Yani Batı’daki gelişme ile bizdeki gelişmeyi birbirine benzetmek hatadır ve ona bakarak hükümler çıkarmak daha büyük hatadır…”
Bugün işte biz, onlara bakarak hükümler çıkarıp, daha büyük hatalar yapıyoruz.
Elbette konuya Kültür Emperyalizmi falan diyerek girmeyeceğim.
Photoshop konusunda kendileriyle yarışamayacağım çok miktarda genç arkadaşın, bu siteyi ve haberlerini yakından takip ettiklerini bildiğim için onlara daha pratik şeyler söyleyeceğim.
Çok fazla takıntılı olan biri sayılmam ama şu yaban ellerden (!) aldığımız kelime ve kavramları ya yerli yerinde kullansak ya da hiç kullanmasak kıyamet mi kopar?

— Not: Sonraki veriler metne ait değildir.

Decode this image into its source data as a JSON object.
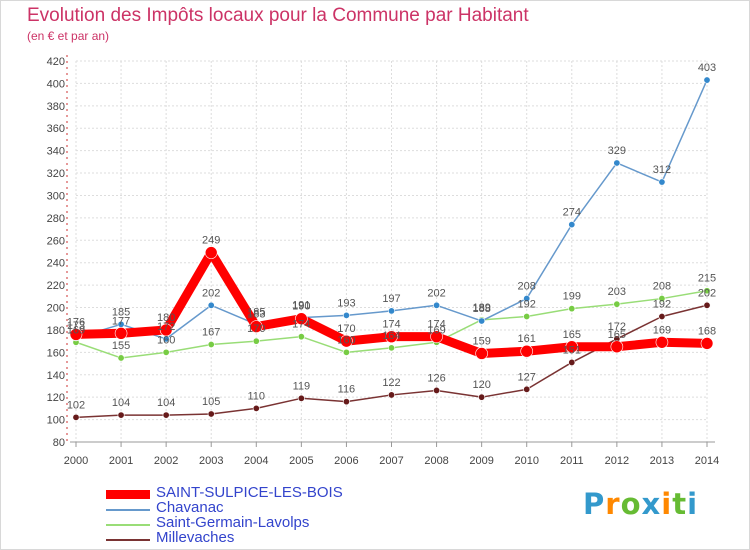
{
  "title": "Evolution des Impôts locaux pour la Commune par Habitant",
  "subtitle": "(en € et par an)",
  "logo": {
    "text": "Proxiti",
    "letters": [
      {
        "char": "P",
        "color": "#3399cc"
      },
      {
        "char": "r",
        "color": "#ff8800"
      },
      {
        "char": "o",
        "color": "#66bb33"
      },
      {
        "char": "x",
        "color": "#3399cc"
      },
      {
        "char": "i",
        "color": "#ff8800"
      },
      {
        "char": "t",
        "color": "#66bb33"
      },
      {
        "char": "i",
        "color": "#3399cc"
      }
    ]
  },
  "chart_data": {
    "type": "line",
    "x": [
      "2000",
      "2001",
      "2002",
      "2003",
      "2004",
      "2005",
      "2006",
      "2007",
      "2008",
      "2009",
      "2010",
      "2011",
      "2012",
      "2013",
      "2014"
    ],
    "ylim": [
      80,
      420
    ],
    "yticks": [
      80,
      100,
      120,
      140,
      160,
      180,
      200,
      220,
      240,
      260,
      280,
      300,
      320,
      340,
      360,
      380,
      400,
      420
    ],
    "grid": true,
    "legend_position": "bottom-left",
    "series": [
      {
        "name": "SAINT-SULPICE-LES-BOIS",
        "color": "#ff0000",
        "width": 9,
        "values": [
          176,
          177,
          180,
          249,
          183,
          190,
          170,
          174,
          174,
          159,
          161,
          165,
          165,
          169,
          168
        ],
        "labels": [
          "176",
          "177",
          "180",
          "249",
          "183",
          "190",
          "170",
          "174",
          "174",
          "159",
          "161",
          "165",
          "165",
          "169",
          "168"
        ]
      },
      {
        "name": "Chavanac",
        "color": "#6699cc",
        "width": 1.5,
        "values": [
          173,
          185,
          172,
          202,
          185,
          191,
          193,
          197,
          202,
          188,
          208,
          274,
          329,
          312,
          403
        ],
        "labels": [
          "173",
          "185",
          "172",
          "202",
          "185",
          "191",
          "193",
          "197",
          "202",
          "188",
          "208",
          "274",
          "329",
          "312",
          "403"
        ]
      },
      {
        "name": "Saint-Germain-Lavolps",
        "color": "#99dd77",
        "width": 1.5,
        "values": [
          169,
          155,
          160,
          167,
          170,
          174,
          160,
          164,
          169,
          189,
          192,
          199,
          203,
          208,
          215
        ],
        "labels": [
          "169",
          "155",
          "160",
          "167",
          "170",
          "174",
          "160",
          "164",
          "169",
          "189",
          "192",
          "199",
          "203",
          "208",
          "215"
        ]
      },
      {
        "name": "Millevaches",
        "color": "#7a3333",
        "width": 1.5,
        "values": [
          102,
          104,
          104,
          105,
          110,
          119,
          116,
          122,
          126,
          120,
          127,
          151,
          172,
          192,
          202
        ],
        "labels": [
          "102",
          "104",
          "104",
          "105",
          "110",
          "119",
          "116",
          "122",
          "126",
          "120",
          "127",
          "151",
          "172",
          "192",
          "202"
        ]
      }
    ]
  }
}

Eminim kopmaz ama ne hikmetse mürekkep yalamışlarımız bile hiç mürekkep yalamamış ya da az yalamışlarımıza oranla daha fazla hata yapıyorlar.
Yanlış kullanmanın nasıl bir çekiciliği varsa, nasıl bir cazibesi varsa artık.
Mesela bir araştırma yapsak şarj kelimesini şarz olarak kullananların oranı herhalde kat be kat diğerinden daha fazladır.
Mesela çok ünlü spikerlerimiz, televizyonların ana haber bültenlerinde, milyonlarca genç, yaşlı, çocuk ve yetişkin insan karşısında haber sunarken kelimelerin bazı harflerini yutuyorlar.
İsim vermek istemem fakat adı ‘anchorman’ (enkırmen)’e çıkmış kaç spikerimiz cumhurbaşkanı derken H’yi, U’yu, R’yi yutup, cumbaşkanı diyorlar?
Ayrıca yine çok ünlü bazı spikerler bir galatı meşhurumuz olan: ‘Deyim yerindeyse’yi de, “Deyim yerinde” şeklinde kullanıyorlar.
Yine başka bir araştırma yapılsa sübvansiyon kelimesini süspansiyon olarak kullananların oranı da diğerinin onlarca kat fazlasıdır.
Aslında şarj'ın yerine doldurmak, sübvansiyon'un yerine de desteklemek kelimelerini kullanabiliriz fakat bundan vazgeçtik, kelimeyi kendi gerçek kaynağına göre kullanma zahmetine bile girmiyoruz.
Kuzen'e gelince:
Aldı başını gitti bu kuzen kelimesi, gençler pek sevdiler ama kusura bakmayın gençler bu iş öyle Photoshop yapmaya benzemiyor, üzerinde az biraz kafa yorun lütfen.
Kelime Fransızca kökenli cousin'den alınma.
Tabi Fransızca’ya da Latince consobrinus: (teyze oğlu/hala oğlu)'tan geçmiş.
Her önüne gelen kullanıyor.
Sanki bizim amca kızı/oğlu, dayı kızı/oğlu, teyze kızı/oğlu, hala kızı/oğlu gibi harika tanımlamalı ve hiçbir karşı soruya gerek bırakmadan söylenen kelimelerimize kıran girdi de, ‘kuzen, kuzen’ deyip duruyoruz.
Üstelik kimi kastettiği de anlaşılmıyor.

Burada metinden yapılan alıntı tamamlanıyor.